Tabi bu sefer sadece İstanbul değil, Gaziantep başta olmak üzere pek çok kentte ve karayollarında kar çok olumsuz etkilemiş ve trafik akışının durmuş olması pek çok mağduriyete neden olmuştur.
Evet…
Türkiye’de devlet, hükümet, belediyeler ve kamu kuruluşları her afette sınıfta kalan ve her afette yetersiz ve eksik kalan yanları olan bir hizmet görüntüsü içinde olmuş ve hiçbir keresinde bu sorunlu durumundan kendini kurtarmayı bilememiştir.
Kuraklık tehdidi altındayız demiştim.
Yetmez her an ve her yerde deprem tehdidi altında olan bir ülkeyiz.
Diğer doğal afetleri ise lokal yaşayan bir ülkeyiz.
Bu kadar riskleri kendisinde barındıran bir ülkenin sürdürülebilir acil eylem planları olması gerekmez mi?
Uluslararası kuruluşlar, kamu kuruluşları ve sivil toplum örgütleri arasında bir koordinasyon ve bir dayanışma ağı kurulamaz mı?
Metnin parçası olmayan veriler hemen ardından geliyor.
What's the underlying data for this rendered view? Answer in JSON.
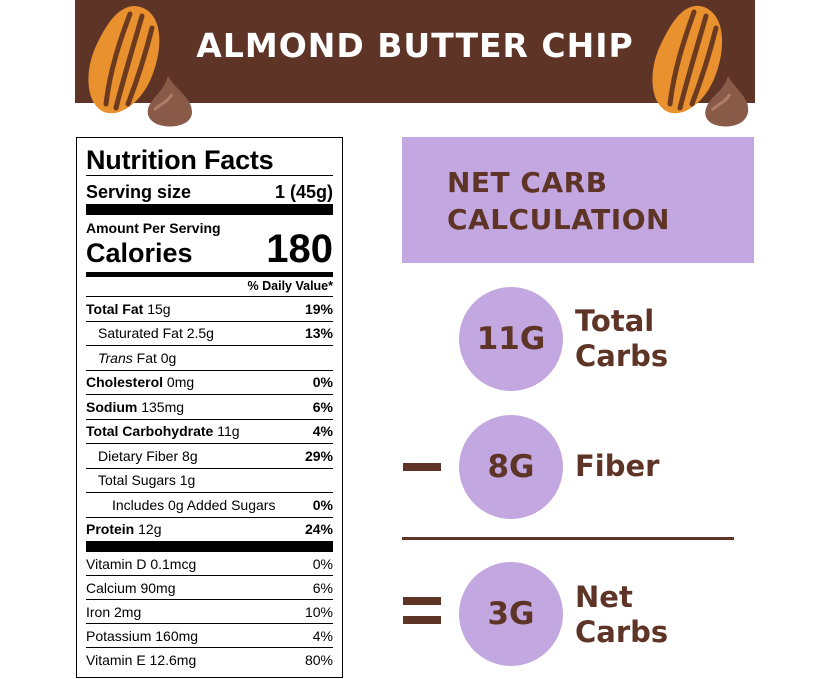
{
  "banner": {
    "title": "ALMOND BUTTER CHIP"
  },
  "nutrition": {
    "title": "Nutrition Facts",
    "serving_label": "Serving size",
    "serving_value": "1 (45g)",
    "amount_per_serving": "Amount Per Serving",
    "calories_label": "Calories",
    "calories_value": "180",
    "daily_value_header": "% Daily Value*",
    "rows": [
      {
        "name": "Total Fat",
        "amount": "15g",
        "dv": "19%"
      },
      {
        "name": "Saturated Fat",
        "amount": "2.5g",
        "dv": "13%"
      },
      {
        "name_italic": "Trans",
        "name": "Fat",
        "amount": "0g",
        "dv": ""
      },
      {
        "name": "Cholesterol",
        "amount": "0mg",
        "dv": "0%"
      },
      {
        "name": "Sodium",
        "amount": "135mg",
        "dv": "6%"
      },
      {
        "name": "Total Carbohydrate",
        "amount": "11g",
        "dv": "4%"
      },
      {
        "name": "Dietary Fiber",
        "amount": "8g",
        "dv": "29%"
      },
      {
        "name": "Total Sugars",
        "amount": "1g",
        "dv": ""
      },
      {
        "name": "Includes 0g Added Sugars",
        "amount": "",
        "dv": "0%"
      },
      {
        "name": "Protein",
        "amount": "12g",
        "dv": "24%"
      }
    ],
    "vitamins": [
      {
        "name": "Vitamin D 0.1mcg",
        "dv": "0%"
      },
      {
        "name": "Calcium 90mg",
        "dv": "6%"
      },
      {
        "name": "Iron 2mg",
        "dv": "10%"
      },
      {
        "name": "Potassium 160mg",
        "dv": "4%"
      },
      {
        "name": "Vitamin E 12.6mg",
        "dv": "80%"
      }
    ]
  },
  "net_carb": {
    "title_line1": "NET CARB",
    "title_line2": "CALCULATION",
    "total_value": "11G",
    "total_label_line1": "Total",
    "total_label_line2": "Carbs",
    "fiber_value": "8G",
    "fiber_label": "Fiber",
    "net_value": "3G",
    "net_label_line1": "Net",
    "net_label_line2": "Carbs"
  },
  "colors": {
    "brown": "#5e3427",
    "lavender": "#c3a7e0",
    "almond_orange": "#e8912e",
    "chip_brown": "#8a5a48"
  }
}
Bu ve benzer afetlerde kamu kuruluşlarının yanı sıra bunun toplum içinde oluşturulacak gönüllü insan ağları örgütlenemez mi?
Sorular uzar gider kim dinler, kim adım atar bilinmez.
Evet…
İstanbul kara teslim oldu, insanlar zor saatler yaşadılar ve olay geçti ve gitti.
Yarında unutulur bile…
Unutulmasın diye söylüyorum.
Son kar yağışında alınan önlemlerin hızla sonuç vermesinin arkasında iyi bir koordinasyon olduğu anlaşıldı.
Umudumuz sonraki afetlerde bu koordinasyonların daha sorunlar yaşanmadan sorunları önlenmesi yönünde geliştirilmesidir.
Üstelik İstanbul için beklenen büyük depremi düşündüğümüzde kentsel dönüşüm başta olmak üzere alınacak diğer önlemlerin ne kadar hayati ve önemli olacağı açıktır.
Bilinmelidir ki neredeyse yirmi milyon nüfusa doğru giden bu mega kentte ve ülkenin kalbi olan bu büyükşehirde alınacak önlemlerin maliyetleri ödenecek olan bedellerin yanında lafı bile edilmeyecek oranlarda olacaktır.
“Bu makale yazarının görüşlerini yansıtır. Gazete Davul’un yayın politikası ve editoryal bakış açısı ile her zaman uyumlu olmak zorunda değildir.”